The whole primary raison d'être for the TGA is to keep us safe from dangerous drugs, which the TGA is not doing such a good job of. Remember Vioxx? The TGA did nothing! Merck Sharp & Dohme eventually pulled the Vioxx off the market voluntarily after it had already killed 50,000 people

 

This is the same TGA who's officers (Fiona Cumming) shredded minutes of an official meeting, notes that showed there was "not much evidence" to issue a Class 1 recall of health supplements from the company PAN. After destroying the minutes of the meeting Cumming then proceeded to suspend Pan's licence, sending the largest health supplement company in Australia bankrupt!

This latest lunacy from the TGA amounts to a form of legislative schizophrenia in which foods become dangerous drugs and dangerous chemicals like fluoride (complete with arsenic, lead, cadmium and other heavy metals) is legislated as a essential nutrient required for our good health, yes you heard me correctly. Click here for more about this fluoride insanity.

 

Maybe the TGA and its officers should be prescribed anti psychotic drugs for their behaviour...then they might even get a first hand experience about the dangerous side effects! Or maybe they are taking them already and this would account for their behaviour?
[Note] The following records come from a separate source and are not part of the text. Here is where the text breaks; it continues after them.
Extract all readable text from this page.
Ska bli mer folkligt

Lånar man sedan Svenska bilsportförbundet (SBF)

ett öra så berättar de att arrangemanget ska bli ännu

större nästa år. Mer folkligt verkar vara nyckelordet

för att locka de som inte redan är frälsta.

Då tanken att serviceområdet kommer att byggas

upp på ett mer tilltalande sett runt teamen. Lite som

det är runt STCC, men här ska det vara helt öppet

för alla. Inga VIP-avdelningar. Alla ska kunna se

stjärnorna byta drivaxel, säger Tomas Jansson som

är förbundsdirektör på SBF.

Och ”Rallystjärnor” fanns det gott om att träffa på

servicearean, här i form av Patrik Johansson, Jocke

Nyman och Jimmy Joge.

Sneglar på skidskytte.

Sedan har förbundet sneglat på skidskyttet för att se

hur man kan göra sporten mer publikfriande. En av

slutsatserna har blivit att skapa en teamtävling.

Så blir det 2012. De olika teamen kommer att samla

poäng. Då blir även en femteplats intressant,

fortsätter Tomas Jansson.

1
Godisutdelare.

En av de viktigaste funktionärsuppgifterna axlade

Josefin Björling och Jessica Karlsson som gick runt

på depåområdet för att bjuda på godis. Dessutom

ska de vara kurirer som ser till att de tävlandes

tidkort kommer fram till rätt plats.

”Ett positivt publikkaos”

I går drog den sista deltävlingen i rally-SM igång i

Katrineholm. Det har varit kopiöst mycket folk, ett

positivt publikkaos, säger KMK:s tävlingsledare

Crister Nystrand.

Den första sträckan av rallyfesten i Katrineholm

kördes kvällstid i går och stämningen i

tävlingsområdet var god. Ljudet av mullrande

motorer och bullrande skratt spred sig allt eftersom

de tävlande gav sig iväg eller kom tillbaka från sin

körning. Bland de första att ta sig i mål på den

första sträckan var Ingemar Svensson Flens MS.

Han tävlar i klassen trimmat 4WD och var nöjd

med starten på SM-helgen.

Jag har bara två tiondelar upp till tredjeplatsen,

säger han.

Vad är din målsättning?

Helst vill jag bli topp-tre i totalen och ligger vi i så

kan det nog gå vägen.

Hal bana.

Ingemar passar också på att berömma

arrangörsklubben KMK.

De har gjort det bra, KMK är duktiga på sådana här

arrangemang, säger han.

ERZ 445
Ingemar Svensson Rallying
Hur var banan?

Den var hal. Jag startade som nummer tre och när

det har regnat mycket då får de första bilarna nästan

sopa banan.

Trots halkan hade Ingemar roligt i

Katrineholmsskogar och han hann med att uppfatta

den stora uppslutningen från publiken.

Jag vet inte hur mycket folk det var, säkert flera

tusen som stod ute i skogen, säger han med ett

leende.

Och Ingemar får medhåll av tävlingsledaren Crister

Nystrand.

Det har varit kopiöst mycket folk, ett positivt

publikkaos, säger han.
All jokes aside, this is clearly a profit and corporate driven agenda and its got nothing to do with consumer safety.


The TGA should keep its hands off our foods! Food is a food and drugs are potentially dangerous products produced by drug companies! There is a large difference and we do not find the definition confusing, nor should the TGA!

The amendments to Section 7 of the Therapeutics Goods Act should not be implemented in any form.

We call on the Federal Minister for Health and the TGA to withdraw this proposal.